Dann trat er wieder zurück und ließ sie völlig perplex dort stehen. Es dauerte einen Moment, in dem sie nachdenken musste, bevor sie den Zauberstab wieder hob. Tatsächlich nutzte sie nun ihn als Zielobjekt, statt Remus, doch sie hatte nicht das Bedürfnis, ihn fallen zu lassen. Stattdessen war sie darauf bedacht, dass er schwebte, ohne sich zu verletzen, und als sie den nächsten Versuch wagte, klappte es tatsächlich. Triumphierend blickte sie ihn an und setzte ihn, so sanft sie konnte, wieder auf dem Boden ab.

„Das war eine sehr sanfte Landung“, kommentierte Black, doch er sah dabei nicht allzu belustigt aus.
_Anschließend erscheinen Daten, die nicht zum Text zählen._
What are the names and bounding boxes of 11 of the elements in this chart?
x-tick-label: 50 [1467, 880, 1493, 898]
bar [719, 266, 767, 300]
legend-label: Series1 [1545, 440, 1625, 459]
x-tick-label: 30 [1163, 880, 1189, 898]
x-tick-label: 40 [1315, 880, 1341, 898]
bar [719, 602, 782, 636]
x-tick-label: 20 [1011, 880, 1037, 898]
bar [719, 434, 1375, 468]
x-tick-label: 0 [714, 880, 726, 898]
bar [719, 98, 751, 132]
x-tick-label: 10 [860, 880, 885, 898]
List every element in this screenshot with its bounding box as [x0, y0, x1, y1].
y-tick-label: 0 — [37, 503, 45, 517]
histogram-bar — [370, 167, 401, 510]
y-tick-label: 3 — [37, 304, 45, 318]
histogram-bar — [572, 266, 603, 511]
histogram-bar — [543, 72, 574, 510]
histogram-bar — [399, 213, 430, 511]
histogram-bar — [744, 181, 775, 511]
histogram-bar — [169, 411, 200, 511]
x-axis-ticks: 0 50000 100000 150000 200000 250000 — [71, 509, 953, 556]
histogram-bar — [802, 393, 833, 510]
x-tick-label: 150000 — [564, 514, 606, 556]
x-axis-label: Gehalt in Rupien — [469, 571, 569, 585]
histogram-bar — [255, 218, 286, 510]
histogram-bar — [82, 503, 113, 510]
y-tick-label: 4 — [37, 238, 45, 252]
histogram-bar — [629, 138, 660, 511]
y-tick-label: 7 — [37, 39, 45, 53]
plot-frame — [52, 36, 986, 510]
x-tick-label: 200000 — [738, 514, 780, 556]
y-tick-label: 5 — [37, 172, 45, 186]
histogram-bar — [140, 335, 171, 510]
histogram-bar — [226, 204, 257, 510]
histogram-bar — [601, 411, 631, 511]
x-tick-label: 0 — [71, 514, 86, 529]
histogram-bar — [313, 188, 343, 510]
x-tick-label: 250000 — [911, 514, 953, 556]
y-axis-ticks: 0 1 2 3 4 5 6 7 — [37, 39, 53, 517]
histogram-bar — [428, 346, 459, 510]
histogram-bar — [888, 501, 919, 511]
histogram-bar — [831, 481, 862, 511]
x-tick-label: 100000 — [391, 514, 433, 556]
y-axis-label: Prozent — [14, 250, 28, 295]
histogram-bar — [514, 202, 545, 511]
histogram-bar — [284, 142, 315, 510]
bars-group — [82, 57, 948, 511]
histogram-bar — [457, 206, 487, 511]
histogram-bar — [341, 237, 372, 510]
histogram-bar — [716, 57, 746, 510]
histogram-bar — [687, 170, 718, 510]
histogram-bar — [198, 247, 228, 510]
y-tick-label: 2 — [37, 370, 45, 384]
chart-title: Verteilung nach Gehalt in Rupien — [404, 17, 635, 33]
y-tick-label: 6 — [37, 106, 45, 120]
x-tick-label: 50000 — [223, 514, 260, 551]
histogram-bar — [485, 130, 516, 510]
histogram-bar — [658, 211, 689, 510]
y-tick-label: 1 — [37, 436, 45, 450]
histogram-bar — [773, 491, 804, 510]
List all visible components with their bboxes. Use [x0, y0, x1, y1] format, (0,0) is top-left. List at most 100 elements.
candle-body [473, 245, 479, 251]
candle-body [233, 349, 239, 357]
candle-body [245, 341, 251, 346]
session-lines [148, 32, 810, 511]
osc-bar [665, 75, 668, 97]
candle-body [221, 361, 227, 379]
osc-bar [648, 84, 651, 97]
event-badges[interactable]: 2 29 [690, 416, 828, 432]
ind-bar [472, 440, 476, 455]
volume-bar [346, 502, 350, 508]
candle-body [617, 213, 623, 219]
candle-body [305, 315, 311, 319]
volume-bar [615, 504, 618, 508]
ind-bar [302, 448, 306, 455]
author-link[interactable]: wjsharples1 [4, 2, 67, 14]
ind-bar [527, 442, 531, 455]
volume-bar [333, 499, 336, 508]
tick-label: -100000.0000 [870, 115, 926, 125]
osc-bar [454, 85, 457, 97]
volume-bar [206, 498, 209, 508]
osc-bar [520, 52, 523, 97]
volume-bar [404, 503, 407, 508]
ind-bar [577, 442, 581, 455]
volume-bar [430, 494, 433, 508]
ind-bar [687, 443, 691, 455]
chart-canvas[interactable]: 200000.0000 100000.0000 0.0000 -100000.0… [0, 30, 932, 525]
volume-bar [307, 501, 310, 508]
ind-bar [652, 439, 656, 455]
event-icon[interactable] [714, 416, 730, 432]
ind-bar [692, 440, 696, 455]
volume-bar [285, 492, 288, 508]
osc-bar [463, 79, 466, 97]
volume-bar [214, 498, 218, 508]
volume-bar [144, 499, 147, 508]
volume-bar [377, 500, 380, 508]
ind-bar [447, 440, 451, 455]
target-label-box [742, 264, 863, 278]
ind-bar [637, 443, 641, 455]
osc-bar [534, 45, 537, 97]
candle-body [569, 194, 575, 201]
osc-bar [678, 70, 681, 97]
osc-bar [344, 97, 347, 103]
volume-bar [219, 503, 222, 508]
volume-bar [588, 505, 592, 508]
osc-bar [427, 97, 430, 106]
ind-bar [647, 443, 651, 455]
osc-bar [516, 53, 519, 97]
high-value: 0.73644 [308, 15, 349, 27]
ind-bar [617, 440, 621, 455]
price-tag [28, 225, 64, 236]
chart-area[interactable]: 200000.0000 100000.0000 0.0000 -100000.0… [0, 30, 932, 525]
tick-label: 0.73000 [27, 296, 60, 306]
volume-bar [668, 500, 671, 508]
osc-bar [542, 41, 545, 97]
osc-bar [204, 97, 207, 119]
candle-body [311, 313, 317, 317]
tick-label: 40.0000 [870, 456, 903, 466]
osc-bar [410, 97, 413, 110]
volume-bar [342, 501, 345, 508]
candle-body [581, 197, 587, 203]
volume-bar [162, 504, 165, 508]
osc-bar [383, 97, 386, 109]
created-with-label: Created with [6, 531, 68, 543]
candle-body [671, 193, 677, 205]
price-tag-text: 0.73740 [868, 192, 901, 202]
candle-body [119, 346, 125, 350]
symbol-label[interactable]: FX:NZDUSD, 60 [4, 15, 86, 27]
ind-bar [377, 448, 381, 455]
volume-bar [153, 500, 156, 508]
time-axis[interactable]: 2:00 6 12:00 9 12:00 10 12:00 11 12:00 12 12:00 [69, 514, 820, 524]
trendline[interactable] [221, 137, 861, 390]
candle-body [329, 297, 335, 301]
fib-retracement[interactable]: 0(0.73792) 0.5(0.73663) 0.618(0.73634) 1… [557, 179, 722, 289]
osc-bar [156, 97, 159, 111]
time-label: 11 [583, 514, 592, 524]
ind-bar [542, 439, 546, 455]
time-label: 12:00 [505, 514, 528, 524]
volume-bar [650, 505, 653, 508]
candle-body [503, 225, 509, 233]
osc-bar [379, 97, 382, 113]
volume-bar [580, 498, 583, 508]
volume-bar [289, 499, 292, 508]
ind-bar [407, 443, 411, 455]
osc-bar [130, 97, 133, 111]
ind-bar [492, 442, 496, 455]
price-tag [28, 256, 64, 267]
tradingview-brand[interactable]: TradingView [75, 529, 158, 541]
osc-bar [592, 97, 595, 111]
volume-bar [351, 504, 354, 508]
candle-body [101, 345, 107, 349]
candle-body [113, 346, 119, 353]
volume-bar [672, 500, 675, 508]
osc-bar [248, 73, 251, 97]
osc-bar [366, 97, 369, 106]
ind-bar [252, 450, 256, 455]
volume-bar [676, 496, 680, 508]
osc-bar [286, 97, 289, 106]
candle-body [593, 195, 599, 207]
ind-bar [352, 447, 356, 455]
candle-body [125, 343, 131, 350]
Sie grinste schief und nickte. „Genau so war es geplant, Black. Ich hatte nicht vor, dich zu verletzen.“

Nun konnte sie sehen, wie sich ein kurzes Lächeln auf seinem Gesicht ausbreitete und im gleichen Moment wieder verschwand. Sie erwiderte es und nickte ihm kurz zu. Sie hoffte, dass er es verstanden hatte, denn sie hatte tatsächlich nicht darüber nachgedacht, ob sie ihm weh tun konnte. Egal wie sehr sie sich in den letzten Jahren an die Gurgel gegangen waren, er hatte ihr heute geholfen und als ihr Bruder verschwunden war, hatte er ihr auch Hilfe angeboten und das rechnete sie ihm hoch an.

„Okay, weiter geht es“, entschied Potter und schon diktierte er ihnen die nächste Aufgabe. Schon bald hatte sie ihre gesamte Konzentration wieder und versuchte, so gut wie möglich mitzuarbeiten. Ab und an bekam sie Hilfestellungen oder Tipps von ihren drei Lehrern und auch Peter machte Fortschritte. In einigen Aufgaben war sie besser, in anderen er, doch am Ende waren sie sehr ausgeglichen in ihrem Können.

Erst um zehn Uhr erlöste Potter sie endlich und sie verabschiedete sich von den Rumtreibern. Das Training hatte sie angestrengt und da die vier noch an irgendetwas arbeiten wollten, entschied sie, dass sie ins Bett gehörte. Der Tag war anstrengend gewesen und sie fühlte sich wie von einem Troll erschlagen.

In ihrem Schlafzimmer schlüpfte sie nur noch schnell in ein bequemes T-Shirt und eine Schlafanzughose und kroch dann unter die Bettdecke. Es dauerte nur ein paar Minuten, da war sie schon eingeschlafen.